To date, in the US, attempts to reach customers with TV-Everywhere solutions have only been made from within the pay-TV package. To get access, a consumer must have a pay-TV subscription. Does it have to be this way? The UK’s Sky doesn’t think so.
In 2012, the Sky satellite service struck a dramatic change in course with the release of its NowTV Internet video offering. The company was already making much of its content available to subscribers online through the Sky Go TV Everywhere app on tablets, smartphones and game consoles. However, subscriber growth had slowed, inching above 10 million, and Sky Go wasn’t helping to reignite growth.
The company had to face the fact that everyone that wanted Sky television service under the current subscription terms already had it. The answer the company came up with was the “Sky-lite” approach called to NowTV. UK broadband users can watch content through NowTV under very different terms than Sky satellite. They can get a one month Sky movies pass, to both on-demand and live TV, for £8.99 ($15) and even get a day pass to 6 channels of live premium sport for £9.99 ($17) with no further commitment.

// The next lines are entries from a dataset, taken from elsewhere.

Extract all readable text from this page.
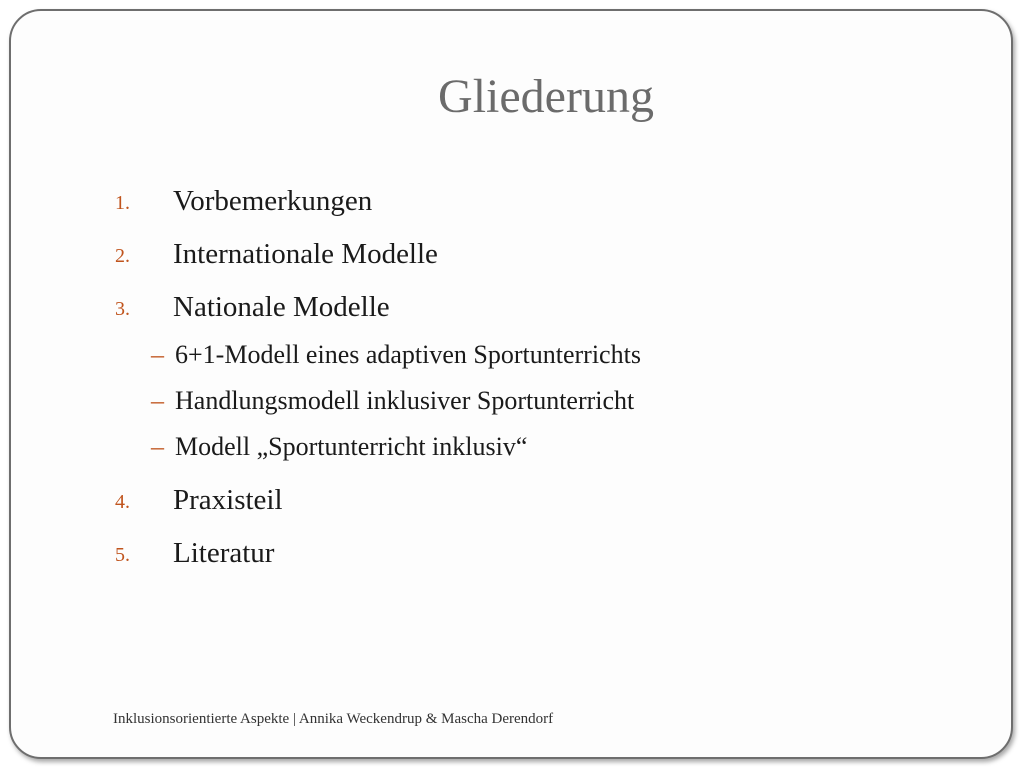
Gliederung
1. Vorbemerkungen
2. Internationale Modelle
3. Nationale Modelle
– 6+1-Modell eines adaptiven Sportunterrichts
– Handlungsmodell inklusiver Sportunterricht
– Modell „Sportunterricht inklusiv“
4. Praxisteil
5. Literatur
Inklusionsorientierte Aspekte | Annika Weckendrup & Mascha Derendorf
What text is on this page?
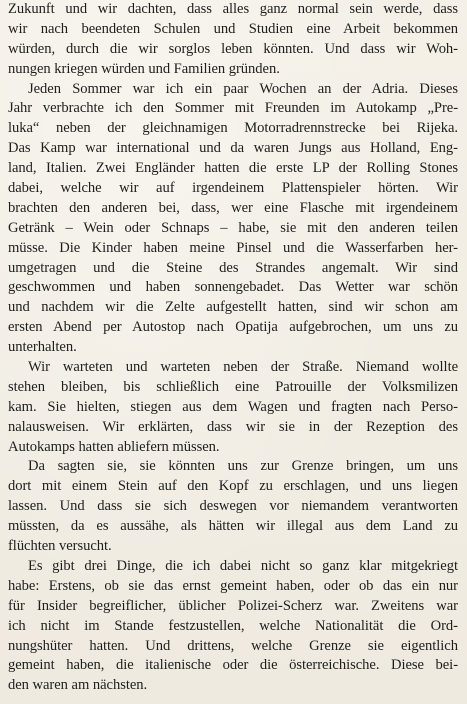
Zukunft und wir dachten, dass alles ganz normal sein werde, dass
wir nach beendeten Schulen und Studien eine Arbeit bekommen
würden, durch die wir sorglos leben könnten. Und dass wir Woh-
nungen kriegen würden und Familien gründen.
Jeden Sommer war ich ein paar Wochen an der Adria. Dieses
Jahr verbrachte ich den Sommer mit Freunden im Autokamp „Pre-
luka“ neben der gleichnamigen Motorradrennstrecke bei Rijeka.
Das Kamp war international und da waren Jungs aus Holland, Eng-
land, Italien. Zwei Engländer hatten die erste LP der Rolling Stones
dabei, welche wir auf irgendeinem Plattenspieler hörten. Wir
brachten den anderen bei, dass, wer eine Flasche mit irgendeinem
Getränk – Wein oder Schnaps – habe, sie mit den anderen teilen
müsse. Die Kinder haben meine Pinsel und die Wasserfarben her-
umgetragen und die Steine des Strandes angemalt. Wir sind
geschwommen und haben sonnengebadet. Das Wetter war schön
und nachdem wir die Zelte aufgestellt hatten, sind wir schon am
ersten Abend per Autostop nach Opatija aufgebrochen, um uns zu
unterhalten.
Wir warteten und warteten neben der Straße. Niemand wollte
stehen bleiben, bis schließlich eine Patrouille der Volksmilizen
kam. Sie hielten, stiegen aus dem Wagen und fragten nach Perso-
nalausweisen. Wir erklärten, dass wir sie in der Rezeption des
Autokamps hatten abliefern müssen.
Da sagten sie, sie könnten uns zur Grenze bringen, um uns
dort mit einem Stein auf den Kopf zu erschlagen, und uns liegen
lassen. Und dass sie sich deswegen vor niemandem verantworten
müssten, da es aussähe, als hätten wir illegal aus dem Land zu
flüchten versucht.
Es gibt drei Dinge, die ich dabei nicht so ganz klar mitgekriegt
habe: Erstens, ob sie das ernst gemeint haben, oder ob das ein nur
für Insider begreiflicher, üblicher Polizei-Scherz war. Zweitens war
ich nicht im Stande festzustellen, welche Nationalität die Ord-
nungshüter hatten. Und drittens, welche Grenze sie eigentlich
gemeint haben, die italienische oder die österreichische. Diese bei-
den waren am nächsten.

At the time there was much speculation that NowTV would cannibalize Sky’s existing customer base as people ditched monthly sports packages for occasional daily access through NowTV. Has this happened? Not according to Hilary Perchard, VP of Business Development at Sky. I interviewed him at the TV of Tomorrow show in San Francisco to understand how this radical experiment in TV Everywhere delivery was working for the company. As you will see from the interview, far from cannibalizing existing subscribers, NowTV is allowing Sky to reach an audience that had proved resistant to the allure of the Premium Sky satellite service.
Mr. Perchard says that usage of Sky Go is higher in the UK than operator apps in the US. He says a third of Sky customers use Sky Go every month. In the US, 21% have authenticated the apps and less than half of those use them on a weekly basis. He also says that people are still watching the same amount of linear TV, and adding some extra through Sky Go.
The groups NowTV is resonating with are young people that can’t afford pay-TV and older people that have looked at pay-TV and decided it’s not for them. Mr. Perchard described the positioning of its two brands as: “We have our big brand, Sky TV, for people that want a lot and NowTV for people that just want a little.” He also says that NowTV is not cannibalizing Sky customers.
Perhaps we are set to see an operator in the U.S. try the same approach early next year. Executives at Dish Network have stated they will launch an OTT service, not requiring a traditional pay-TV subscription, by early 2015.
Why it matters
Services like Netflix and Amazon Prime video are tapping into a desire for a lighter approach to TV services.
Operators in the U.S. have been resistant to the idea of competing with these services on their terms.
Sky is proving an operator can provide “lite” pay-TV services online without damaging the traditional pay-TV business.